As for Carl, he had something far more serious to do than to laugh. How to circumvent the designs of these men? That was the question.
In the first place, it is necessary to state that his conscience acquitted him entirely of all obligations to them or their cause. He was no secessionist. He had enlisted to save his benefactor and friend. He had said, "I will give you my services if you will give that man his life." They had immediately afterwards broken the contract by seeking to kill his friend, and he felt that he no longer owed them anything. But they held him by force, against which he had no weapon but his own good wit. This, therefore, he determined to use, if possible, to their discomfiture, and the salvation of those to whom he owed everything. But how?

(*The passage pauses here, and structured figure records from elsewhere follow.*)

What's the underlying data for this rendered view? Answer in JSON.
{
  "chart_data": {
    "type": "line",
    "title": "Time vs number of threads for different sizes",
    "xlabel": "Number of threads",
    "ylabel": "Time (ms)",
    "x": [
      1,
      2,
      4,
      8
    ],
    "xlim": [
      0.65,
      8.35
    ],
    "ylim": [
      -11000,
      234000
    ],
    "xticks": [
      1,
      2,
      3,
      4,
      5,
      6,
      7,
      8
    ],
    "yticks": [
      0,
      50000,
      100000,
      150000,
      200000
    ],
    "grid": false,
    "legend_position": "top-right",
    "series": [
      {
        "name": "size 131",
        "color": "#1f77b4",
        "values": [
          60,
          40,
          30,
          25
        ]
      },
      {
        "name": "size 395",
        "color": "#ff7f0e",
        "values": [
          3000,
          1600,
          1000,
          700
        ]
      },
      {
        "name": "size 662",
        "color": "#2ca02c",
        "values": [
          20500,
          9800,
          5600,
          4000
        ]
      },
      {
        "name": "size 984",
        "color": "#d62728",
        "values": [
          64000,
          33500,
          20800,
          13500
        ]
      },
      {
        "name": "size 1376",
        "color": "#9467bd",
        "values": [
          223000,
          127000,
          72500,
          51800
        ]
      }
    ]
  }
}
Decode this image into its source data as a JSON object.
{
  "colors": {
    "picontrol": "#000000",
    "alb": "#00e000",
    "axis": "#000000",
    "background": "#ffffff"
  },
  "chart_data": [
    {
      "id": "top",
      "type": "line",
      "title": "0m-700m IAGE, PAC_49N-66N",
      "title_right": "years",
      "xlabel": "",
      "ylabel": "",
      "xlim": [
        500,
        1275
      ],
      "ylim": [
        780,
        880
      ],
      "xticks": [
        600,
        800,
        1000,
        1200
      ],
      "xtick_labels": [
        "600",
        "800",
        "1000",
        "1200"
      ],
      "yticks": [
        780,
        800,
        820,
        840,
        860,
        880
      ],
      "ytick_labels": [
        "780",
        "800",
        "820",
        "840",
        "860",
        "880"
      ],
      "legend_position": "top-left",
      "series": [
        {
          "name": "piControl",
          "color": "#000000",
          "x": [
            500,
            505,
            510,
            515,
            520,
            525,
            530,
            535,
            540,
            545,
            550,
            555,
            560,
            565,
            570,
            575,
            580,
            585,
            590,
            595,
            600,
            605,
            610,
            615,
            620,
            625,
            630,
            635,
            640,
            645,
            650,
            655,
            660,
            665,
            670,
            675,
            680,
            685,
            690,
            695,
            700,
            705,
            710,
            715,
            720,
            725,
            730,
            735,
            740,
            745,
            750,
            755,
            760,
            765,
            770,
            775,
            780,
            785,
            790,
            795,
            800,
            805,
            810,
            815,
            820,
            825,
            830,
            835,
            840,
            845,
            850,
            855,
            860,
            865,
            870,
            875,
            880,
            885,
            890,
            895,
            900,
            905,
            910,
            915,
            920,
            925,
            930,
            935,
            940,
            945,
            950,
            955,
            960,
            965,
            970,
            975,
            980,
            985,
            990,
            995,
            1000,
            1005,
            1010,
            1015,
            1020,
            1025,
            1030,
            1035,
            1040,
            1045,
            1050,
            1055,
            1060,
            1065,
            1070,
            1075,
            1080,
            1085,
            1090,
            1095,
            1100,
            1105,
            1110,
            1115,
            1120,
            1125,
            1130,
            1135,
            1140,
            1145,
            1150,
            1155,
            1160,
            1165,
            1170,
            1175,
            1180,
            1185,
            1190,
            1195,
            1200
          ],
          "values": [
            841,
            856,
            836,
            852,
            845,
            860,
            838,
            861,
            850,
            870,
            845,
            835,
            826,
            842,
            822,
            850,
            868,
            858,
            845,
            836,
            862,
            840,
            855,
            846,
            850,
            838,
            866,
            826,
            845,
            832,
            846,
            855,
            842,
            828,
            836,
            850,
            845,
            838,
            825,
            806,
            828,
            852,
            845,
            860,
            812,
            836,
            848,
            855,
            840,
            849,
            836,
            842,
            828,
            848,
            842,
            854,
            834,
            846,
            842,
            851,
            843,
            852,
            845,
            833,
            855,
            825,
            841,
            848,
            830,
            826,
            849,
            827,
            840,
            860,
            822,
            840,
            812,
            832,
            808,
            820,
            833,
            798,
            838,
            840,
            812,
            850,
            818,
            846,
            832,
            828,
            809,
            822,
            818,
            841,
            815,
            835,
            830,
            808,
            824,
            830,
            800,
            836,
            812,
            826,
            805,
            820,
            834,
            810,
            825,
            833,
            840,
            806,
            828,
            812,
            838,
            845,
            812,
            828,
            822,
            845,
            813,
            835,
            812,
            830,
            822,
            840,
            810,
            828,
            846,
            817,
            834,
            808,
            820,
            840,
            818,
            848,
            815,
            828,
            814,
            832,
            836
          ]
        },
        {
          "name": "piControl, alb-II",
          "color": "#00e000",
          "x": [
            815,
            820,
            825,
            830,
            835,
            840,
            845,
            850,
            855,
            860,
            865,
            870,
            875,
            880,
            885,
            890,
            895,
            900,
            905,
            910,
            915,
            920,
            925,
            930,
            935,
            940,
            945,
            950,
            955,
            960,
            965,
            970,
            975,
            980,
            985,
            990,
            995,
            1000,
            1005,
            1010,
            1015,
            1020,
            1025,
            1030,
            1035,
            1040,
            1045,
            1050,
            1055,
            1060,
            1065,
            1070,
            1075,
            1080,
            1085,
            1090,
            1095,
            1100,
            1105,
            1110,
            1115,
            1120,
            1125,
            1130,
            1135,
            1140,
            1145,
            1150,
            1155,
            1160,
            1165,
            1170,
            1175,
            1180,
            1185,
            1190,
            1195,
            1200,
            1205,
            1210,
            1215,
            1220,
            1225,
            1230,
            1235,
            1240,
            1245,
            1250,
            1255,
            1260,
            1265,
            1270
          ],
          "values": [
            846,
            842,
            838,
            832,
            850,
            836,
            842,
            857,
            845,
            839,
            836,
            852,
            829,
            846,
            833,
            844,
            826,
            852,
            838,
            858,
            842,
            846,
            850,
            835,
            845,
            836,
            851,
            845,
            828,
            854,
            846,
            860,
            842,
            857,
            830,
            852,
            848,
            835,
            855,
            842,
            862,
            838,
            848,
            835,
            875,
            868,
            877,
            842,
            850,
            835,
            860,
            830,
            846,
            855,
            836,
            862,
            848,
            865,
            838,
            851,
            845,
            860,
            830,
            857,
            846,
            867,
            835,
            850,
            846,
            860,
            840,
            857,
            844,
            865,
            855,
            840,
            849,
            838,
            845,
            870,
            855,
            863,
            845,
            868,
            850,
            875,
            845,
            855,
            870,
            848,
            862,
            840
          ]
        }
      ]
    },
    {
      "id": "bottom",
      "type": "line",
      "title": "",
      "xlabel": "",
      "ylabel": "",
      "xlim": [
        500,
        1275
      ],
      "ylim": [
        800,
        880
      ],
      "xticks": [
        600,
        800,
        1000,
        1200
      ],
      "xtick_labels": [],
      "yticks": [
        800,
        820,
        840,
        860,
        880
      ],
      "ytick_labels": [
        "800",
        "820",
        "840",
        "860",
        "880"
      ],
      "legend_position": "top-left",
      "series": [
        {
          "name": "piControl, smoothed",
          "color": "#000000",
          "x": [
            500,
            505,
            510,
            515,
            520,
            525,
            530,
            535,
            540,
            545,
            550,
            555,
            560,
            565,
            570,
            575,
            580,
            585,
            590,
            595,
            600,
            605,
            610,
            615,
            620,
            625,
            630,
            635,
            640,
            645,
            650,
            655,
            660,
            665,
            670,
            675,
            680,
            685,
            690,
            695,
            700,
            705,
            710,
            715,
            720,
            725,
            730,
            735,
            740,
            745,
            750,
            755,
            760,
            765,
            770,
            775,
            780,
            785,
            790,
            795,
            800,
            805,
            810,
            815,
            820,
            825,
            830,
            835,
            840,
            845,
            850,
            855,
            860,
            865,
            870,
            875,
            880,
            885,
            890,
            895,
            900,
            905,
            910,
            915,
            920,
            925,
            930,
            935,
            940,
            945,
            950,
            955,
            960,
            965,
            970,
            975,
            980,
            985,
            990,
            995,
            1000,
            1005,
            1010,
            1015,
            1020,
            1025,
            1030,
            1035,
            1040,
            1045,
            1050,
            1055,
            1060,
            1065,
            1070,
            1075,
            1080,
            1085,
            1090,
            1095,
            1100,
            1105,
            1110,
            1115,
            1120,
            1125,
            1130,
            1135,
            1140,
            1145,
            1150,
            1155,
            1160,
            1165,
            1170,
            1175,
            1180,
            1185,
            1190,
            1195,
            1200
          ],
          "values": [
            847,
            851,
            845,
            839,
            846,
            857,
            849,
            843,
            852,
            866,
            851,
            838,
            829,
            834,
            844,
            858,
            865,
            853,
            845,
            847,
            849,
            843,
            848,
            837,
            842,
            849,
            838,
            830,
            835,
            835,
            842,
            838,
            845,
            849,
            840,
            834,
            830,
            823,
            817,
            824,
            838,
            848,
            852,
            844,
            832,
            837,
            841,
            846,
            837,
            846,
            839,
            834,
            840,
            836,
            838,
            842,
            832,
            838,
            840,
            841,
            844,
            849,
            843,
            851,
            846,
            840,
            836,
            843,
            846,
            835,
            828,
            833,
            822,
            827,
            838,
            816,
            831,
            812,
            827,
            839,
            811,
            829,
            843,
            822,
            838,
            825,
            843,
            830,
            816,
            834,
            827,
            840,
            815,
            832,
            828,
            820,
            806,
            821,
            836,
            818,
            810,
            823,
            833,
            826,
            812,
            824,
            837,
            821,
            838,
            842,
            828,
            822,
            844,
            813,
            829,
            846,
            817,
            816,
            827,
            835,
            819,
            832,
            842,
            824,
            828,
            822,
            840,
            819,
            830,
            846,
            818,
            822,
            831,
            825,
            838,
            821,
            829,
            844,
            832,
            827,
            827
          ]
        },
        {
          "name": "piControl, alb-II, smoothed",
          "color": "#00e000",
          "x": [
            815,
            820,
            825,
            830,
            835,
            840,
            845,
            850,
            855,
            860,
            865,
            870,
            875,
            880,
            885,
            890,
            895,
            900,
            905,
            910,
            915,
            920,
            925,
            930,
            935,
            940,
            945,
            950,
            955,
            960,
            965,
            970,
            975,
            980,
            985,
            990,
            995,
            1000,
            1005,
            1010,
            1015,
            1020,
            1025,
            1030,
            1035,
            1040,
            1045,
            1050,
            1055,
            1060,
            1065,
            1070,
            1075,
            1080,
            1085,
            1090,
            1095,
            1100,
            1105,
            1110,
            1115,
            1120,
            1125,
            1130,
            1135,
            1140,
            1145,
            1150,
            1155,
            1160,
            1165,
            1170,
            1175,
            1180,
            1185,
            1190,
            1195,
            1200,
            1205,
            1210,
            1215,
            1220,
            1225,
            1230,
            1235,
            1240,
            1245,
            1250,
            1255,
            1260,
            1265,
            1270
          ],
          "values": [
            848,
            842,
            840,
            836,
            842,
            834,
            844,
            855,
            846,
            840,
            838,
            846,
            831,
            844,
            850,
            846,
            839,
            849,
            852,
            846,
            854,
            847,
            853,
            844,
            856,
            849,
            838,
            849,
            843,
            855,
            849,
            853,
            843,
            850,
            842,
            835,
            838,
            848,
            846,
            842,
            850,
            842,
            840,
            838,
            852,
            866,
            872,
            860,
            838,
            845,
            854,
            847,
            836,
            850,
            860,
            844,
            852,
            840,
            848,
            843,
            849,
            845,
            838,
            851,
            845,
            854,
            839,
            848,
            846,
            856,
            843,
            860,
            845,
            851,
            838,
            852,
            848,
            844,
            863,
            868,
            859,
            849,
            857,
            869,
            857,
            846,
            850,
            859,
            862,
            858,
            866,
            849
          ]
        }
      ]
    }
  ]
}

He had saved Toby from torture and confession by promising what he never intended literally to perform.
Once more in the guard-house, retained a prisoner until wanted as a guide, he reasoned with himself thus:—
"If I do not go, then they vill make Gad go, lame or no lame, and he vill not be half so lucky to show the wrong road as I can be;"—for Carl never suspected that what had been said with regard to Mrs. Stackridge's arrest and confession, and Gad's successful reconnoissance and return, was all a lie framed to induce him to undertake this very thing. "And if I did not make pelieve I vas villing to go, then they vould not give me my hands free, and some chances for myself. I think there vill be some chances. But Sprowl is to watch, and be ready to shoot me down?" He shook his head dubiously, and added, "That is vat I do not like quite so vell!"